Bu kadar açıklamanın ardından Skolastik Düşünce’nin bir tanımını yapacak olursak şu şekilde özetleyebiliriz: düşünce özgürlüğünü kesin bir dille yasaklayan, düşünmeyi ve düşünerek elde edilecek pozitif bilimleri, bilimsel sonuçları tamamen reddeden ve sadece kilisenin doğrularını doğru olarak kabul eden düşünce tarzına Skolastik Düşünce denilmektedir.
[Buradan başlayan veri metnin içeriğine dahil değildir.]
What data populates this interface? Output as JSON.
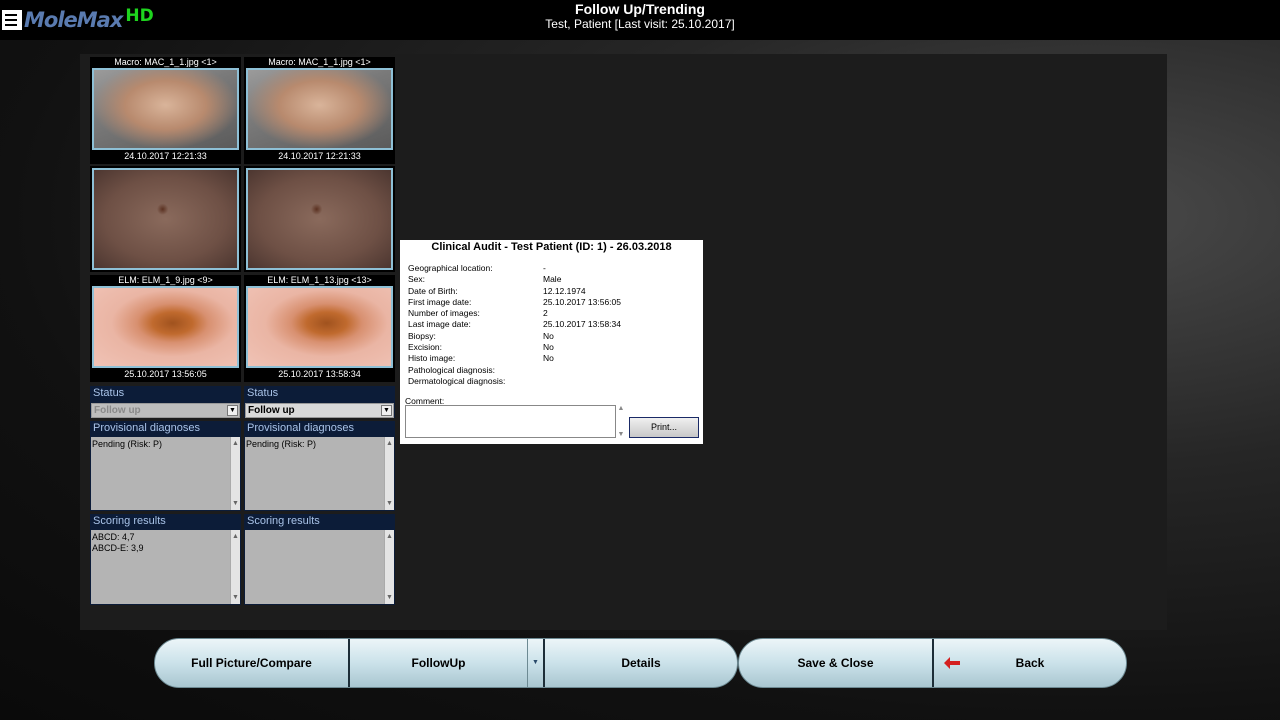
{
  "header": {
    "logo_text": "MoleMax",
    "logo_hd": "HD",
    "title": "Follow Up/Trending",
    "subtitle": "Test, Patient [Last visit: 25.10.2017]"
  },
  "columns": [
    {
      "macro_label": "Macro: MAC_1_1.jpg <1>",
      "macro_date": "24.10.2017 12:21:33",
      "elm_label": "ELM: ELM_1_9.jpg <9>",
      "elm_date": "25.10.2017 13:56:05",
      "status_heading": "Status",
      "status_value": "Follow up",
      "prov_heading": "Provisional diagnoses",
      "prov_text": "Pending (Risk: P)",
      "scoring_heading": "Scoring results",
      "scoring_lines": [
        "ABCD: 4,7",
        "ABCD-E: 3,9"
      ]
    },
    {
      "macro_label": "Macro: MAC_1_1.jpg <1>",
      "macro_date": "24.10.2017 12:21:33",
      "elm_label": "ELM: ELM_1_13.jpg <13>",
      "elm_date": "25.10.2017 13:58:34",
      "status_heading": "Status",
      "status_value": "Follow up",
      "prov_heading": "Provisional diagnoses",
      "prov_text": "Pending (Risk: P)",
      "scoring_heading": "Scoring results",
      "scoring_lines": [
        "",
        ""
      ]
    }
  ],
  "audit": {
    "title": "Clinical Audit - Test Patient (ID: 1) - 26.03.2018",
    "rows": [
      {
        "key": "Geographical location:",
        "value": "-"
      },
      {
        "key": "Sex:",
        "value": "Male"
      },
      {
        "key": "Date of Birth:",
        "value": "12.12.1974"
      },
      {
        "key": "First image date:",
        "value": "25.10.2017 13:56:05"
      },
      {
        "key": "Number of images:",
        "value": "2"
      },
      {
        "key": "Last image date:",
        "value": "25.10.2017 13:58:34"
      },
      {
        "key": "Biopsy:",
        "value": "No"
      },
      {
        "key": "Excision:",
        "value": "No"
      },
      {
        "key": "Histo image:",
        "value": "No"
      },
      {
        "key": "Pathological diagnosis:",
        "value": ""
      },
      {
        "key": "Dermatological diagnosis:",
        "value": ""
      }
    ],
    "comment_label": "Comment:",
    "print_label": "Print..."
  },
  "buttons": {
    "full_picture": "Full Picture/Compare",
    "followup": "FollowUp",
    "details": "Details",
    "save_close": "Save & Close",
    "back": "Back"
  },
  "colors": {
    "accent_frame": "#8ec0d6",
    "section_bg": "#0c1c38",
    "logo_hd": "#1ed41e",
    "back_arrow": "#d42020"
  }
}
Felsefi anlamda baktığımızda Skolastik Felsefe Patristik felsefenin bir devamı şeklinde gelişmiştir. Hristiyan inancı bu felsefenin temelini oluşturmaktadır. Skolastik felsefenin varlığını sürdürdüğü ortaçağ döneminde diğer bütün felsefeler skolastik felsefe zemininde kendini geliştirebildikleri için ortaçağ felsefesi deyimi ile bahsedilen de skolastik felsefeden başkası değildir.

Skolastik Düşüncenin Farklı Dönemleri

Skolastik Felsefenin dönemlerine baktığımızda üç tane dönem ile karşılaşırız. İlk olarak Skolastik düşüncenin ilk olarak meydana çıktığı ve kendini geliştirdiği erken dönemdir. Bu dönem 800 ve 1200’lü yıllar arasını kapsamaktadır. 1200 yılında yükselişe geçen skolastik düşünce 1300’lü yıllara kadar yükseliş dönemini yaşamıştır. 1300’lü yıllardan itibaren ise geç dönemini yaşayan skolastik düşüncenin 1500’lü yıllara kadar bu geç dönemini devam ettirdiği bilinmektedir. 

Skolastik felsefeye ilham veren düşünce yapısı olarak karşımıza Aristotelizm gelmektedir. Skolastik felsefenin en bilinen özellikleri din felsefesi ile gerçekleri anlamaya çalışmaktır ki bu da bilinen skolastik felsefenin yeni bir şey bulmak ya da düşünceler elde etmek amacı taşımadığını bize gösterir. Bunun yerine var olan düşüncelerden skolastik felsefeye uygun olanlarını güçlendirmek ve uygun olmayanları da çürüterek yok etme çabası içerisindedir.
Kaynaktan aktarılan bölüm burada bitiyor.